On a single high performance network today, measured latencies are typically ~1.5x - 3x that expected from the speed of light in fiber. This is mostly due to taking longer than line-of-site paths. Between different networks (via NAPs) latency is usually much worse. Some extra distance is required, based on the availability of fiber routes and interconnects, but much more attention should be given to minimizing latency as we design our network topologies and routing.
Today the world is rapidly heading to where 1500 bytes is the largest supported end-to-end packet size. This is because of the dominance of ethernet technology, and the use of 1500 bytes even at gigabit data rates. Such small packets are a major obstacle to high performance TCP flows. At one gigabit per second, this equates to over 83000 packets per second, or only 12 microseconds per packet. There is no reason to require such small packets at gigabit data rates.
In the short term, the author hopes that the 9KB "jumbo frame" proposal for gigabit ethernet becomes widespread. In the longer term, we should build high speed networks that can support much larger packet sizes. The backbone links and NAPs are particularly important, because if they restrict MTU, the end systems are helpless. It is hard to overstate the importance of this issue.
For example, to achieve a gigabit per second with TCP on a coast-to-coast path (rtt = 40 msec), with 1500 byte packets, the loss rate can not exceed 8.5x10^-8! If the loss rate was even 0.1% (far better than most SLAs), TCP would be limited to just over 9 Mbps. [Note that large packet sizes help. If packets were n times larger, the same throughput could be achieved with n^2 times as much packet loss.]
At least one problem deserves special mention. The failure of ethernet auto-negotiation, and the resulting duplex problems, are perhaps the single biggest performance bug on the internet today. The results of this bug only show up under load which makes them difficult to notice. Low rate pings show almost no loss, but high data rate loads result in dramatic loss. Our tests, and similar reports from others, are indicating that this bug has reached epidemic proportions.
Performance problem debugging would be vastly easier if routers provided some kind of high performance testing service. Routers are designed to forward packets well, but are usually very bad at answering traffic directed to them. This means that tests can't be directed at a router in order to debug a path problem hop-by-hop. If you target a router in the middle of the path, you get such poor performance that other problems you are looking for are usually masked. The participation of routers in something like the proposed IP Measurement Protocol (IPMP), and/or a high speed echo service, would greatly aid in debugging.
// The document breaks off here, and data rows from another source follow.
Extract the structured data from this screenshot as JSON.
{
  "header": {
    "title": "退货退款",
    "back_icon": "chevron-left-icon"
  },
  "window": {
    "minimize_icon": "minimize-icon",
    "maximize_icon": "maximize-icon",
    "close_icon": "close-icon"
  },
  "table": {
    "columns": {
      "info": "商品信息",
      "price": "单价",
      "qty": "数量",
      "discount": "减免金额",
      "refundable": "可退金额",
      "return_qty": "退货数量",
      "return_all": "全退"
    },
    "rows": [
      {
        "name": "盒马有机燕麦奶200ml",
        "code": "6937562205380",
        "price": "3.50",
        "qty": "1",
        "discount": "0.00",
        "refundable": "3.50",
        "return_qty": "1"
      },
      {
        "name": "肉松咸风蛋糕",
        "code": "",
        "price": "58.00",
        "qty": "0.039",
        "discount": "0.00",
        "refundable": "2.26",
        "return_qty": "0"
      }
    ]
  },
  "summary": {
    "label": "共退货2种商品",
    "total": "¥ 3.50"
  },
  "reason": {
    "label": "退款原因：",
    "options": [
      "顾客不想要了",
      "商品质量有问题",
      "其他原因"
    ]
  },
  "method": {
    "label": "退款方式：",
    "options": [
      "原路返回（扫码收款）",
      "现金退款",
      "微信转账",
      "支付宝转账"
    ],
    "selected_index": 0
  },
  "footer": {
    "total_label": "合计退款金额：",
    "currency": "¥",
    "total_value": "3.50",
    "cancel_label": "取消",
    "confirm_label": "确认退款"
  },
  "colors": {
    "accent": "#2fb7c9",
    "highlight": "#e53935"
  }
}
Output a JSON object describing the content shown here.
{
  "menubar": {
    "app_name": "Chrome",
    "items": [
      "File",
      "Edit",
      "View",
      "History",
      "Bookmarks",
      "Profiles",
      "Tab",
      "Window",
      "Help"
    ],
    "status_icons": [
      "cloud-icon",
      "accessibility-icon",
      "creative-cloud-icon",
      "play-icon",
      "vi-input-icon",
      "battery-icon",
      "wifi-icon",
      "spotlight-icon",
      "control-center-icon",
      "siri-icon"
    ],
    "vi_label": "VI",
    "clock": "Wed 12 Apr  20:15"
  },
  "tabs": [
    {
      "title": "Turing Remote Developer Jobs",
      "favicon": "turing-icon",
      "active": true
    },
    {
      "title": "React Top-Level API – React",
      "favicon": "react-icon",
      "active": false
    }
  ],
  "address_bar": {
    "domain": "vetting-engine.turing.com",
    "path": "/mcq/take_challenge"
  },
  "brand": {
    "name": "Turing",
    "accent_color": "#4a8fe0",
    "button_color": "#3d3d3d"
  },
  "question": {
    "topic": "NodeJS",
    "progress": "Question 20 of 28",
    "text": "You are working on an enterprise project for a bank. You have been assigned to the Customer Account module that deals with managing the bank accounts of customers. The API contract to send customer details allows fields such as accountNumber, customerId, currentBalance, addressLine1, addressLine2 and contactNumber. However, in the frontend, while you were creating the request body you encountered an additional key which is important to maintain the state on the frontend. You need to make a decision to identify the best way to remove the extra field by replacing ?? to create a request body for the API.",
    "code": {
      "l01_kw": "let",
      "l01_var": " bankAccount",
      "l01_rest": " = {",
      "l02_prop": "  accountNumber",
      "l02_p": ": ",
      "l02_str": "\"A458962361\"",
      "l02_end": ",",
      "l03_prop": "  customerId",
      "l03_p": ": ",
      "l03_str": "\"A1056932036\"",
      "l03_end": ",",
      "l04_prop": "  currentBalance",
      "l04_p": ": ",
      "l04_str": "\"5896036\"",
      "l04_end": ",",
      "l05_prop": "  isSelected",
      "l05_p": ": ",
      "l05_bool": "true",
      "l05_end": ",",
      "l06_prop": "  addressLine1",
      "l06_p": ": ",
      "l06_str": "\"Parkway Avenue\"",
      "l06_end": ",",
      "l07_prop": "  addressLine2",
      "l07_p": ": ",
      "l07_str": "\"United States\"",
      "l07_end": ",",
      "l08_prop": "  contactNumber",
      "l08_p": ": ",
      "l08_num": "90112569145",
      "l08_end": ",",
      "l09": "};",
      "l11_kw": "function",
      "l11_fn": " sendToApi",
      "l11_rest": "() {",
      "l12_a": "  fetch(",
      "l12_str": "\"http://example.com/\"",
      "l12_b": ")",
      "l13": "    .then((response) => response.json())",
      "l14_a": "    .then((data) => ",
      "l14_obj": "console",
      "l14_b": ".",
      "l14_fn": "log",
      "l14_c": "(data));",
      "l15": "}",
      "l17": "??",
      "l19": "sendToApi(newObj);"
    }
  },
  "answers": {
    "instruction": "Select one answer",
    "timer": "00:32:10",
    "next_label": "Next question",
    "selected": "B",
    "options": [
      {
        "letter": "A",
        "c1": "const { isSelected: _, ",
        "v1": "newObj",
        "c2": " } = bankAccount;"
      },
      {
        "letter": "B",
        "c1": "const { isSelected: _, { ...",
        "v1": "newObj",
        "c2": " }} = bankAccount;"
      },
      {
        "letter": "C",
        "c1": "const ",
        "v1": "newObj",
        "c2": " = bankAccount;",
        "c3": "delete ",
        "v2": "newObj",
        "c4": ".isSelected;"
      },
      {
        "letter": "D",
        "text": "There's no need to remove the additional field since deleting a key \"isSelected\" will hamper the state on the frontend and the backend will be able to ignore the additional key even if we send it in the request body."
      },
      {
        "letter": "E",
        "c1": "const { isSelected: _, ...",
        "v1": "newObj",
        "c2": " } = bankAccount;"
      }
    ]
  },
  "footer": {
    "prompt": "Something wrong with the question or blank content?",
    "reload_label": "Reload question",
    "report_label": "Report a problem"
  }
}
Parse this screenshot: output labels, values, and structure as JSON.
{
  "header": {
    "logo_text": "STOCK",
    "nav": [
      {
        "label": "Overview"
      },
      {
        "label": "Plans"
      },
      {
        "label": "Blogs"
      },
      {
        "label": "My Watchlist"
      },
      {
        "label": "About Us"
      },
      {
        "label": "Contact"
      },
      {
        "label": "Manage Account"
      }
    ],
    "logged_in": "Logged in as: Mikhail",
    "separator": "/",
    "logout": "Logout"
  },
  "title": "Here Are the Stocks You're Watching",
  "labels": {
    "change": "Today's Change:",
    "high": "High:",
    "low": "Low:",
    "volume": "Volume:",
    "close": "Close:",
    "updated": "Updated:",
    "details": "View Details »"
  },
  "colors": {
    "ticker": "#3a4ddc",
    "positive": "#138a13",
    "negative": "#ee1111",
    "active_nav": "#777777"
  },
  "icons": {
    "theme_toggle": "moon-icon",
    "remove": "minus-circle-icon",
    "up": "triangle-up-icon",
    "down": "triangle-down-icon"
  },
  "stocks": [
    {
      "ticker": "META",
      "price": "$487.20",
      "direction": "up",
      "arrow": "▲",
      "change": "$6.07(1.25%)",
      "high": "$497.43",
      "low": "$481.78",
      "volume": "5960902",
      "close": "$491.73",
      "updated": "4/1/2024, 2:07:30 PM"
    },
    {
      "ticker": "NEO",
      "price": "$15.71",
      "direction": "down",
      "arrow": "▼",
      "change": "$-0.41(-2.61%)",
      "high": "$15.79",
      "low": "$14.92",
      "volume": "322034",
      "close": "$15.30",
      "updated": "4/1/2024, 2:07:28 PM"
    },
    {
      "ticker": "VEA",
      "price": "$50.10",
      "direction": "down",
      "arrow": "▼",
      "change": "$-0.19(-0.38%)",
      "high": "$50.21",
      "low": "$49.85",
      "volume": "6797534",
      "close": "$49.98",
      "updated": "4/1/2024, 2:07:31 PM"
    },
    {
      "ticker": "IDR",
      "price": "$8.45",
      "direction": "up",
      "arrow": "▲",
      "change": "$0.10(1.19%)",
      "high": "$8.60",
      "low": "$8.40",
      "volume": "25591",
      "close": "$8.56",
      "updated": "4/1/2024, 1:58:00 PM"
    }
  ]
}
The performance impact of all of these measures has not been well studied. What exactly is the slowdown of different routers given certain kinds of filter lists? How fast do various firewall and NAT devices forward packets under different traffic situations? Can you bypass these security mechanisms for authenticated applications? The use of ICMP for measurements should probably be phased out, but acceptable alternatives to ICMP need to be created.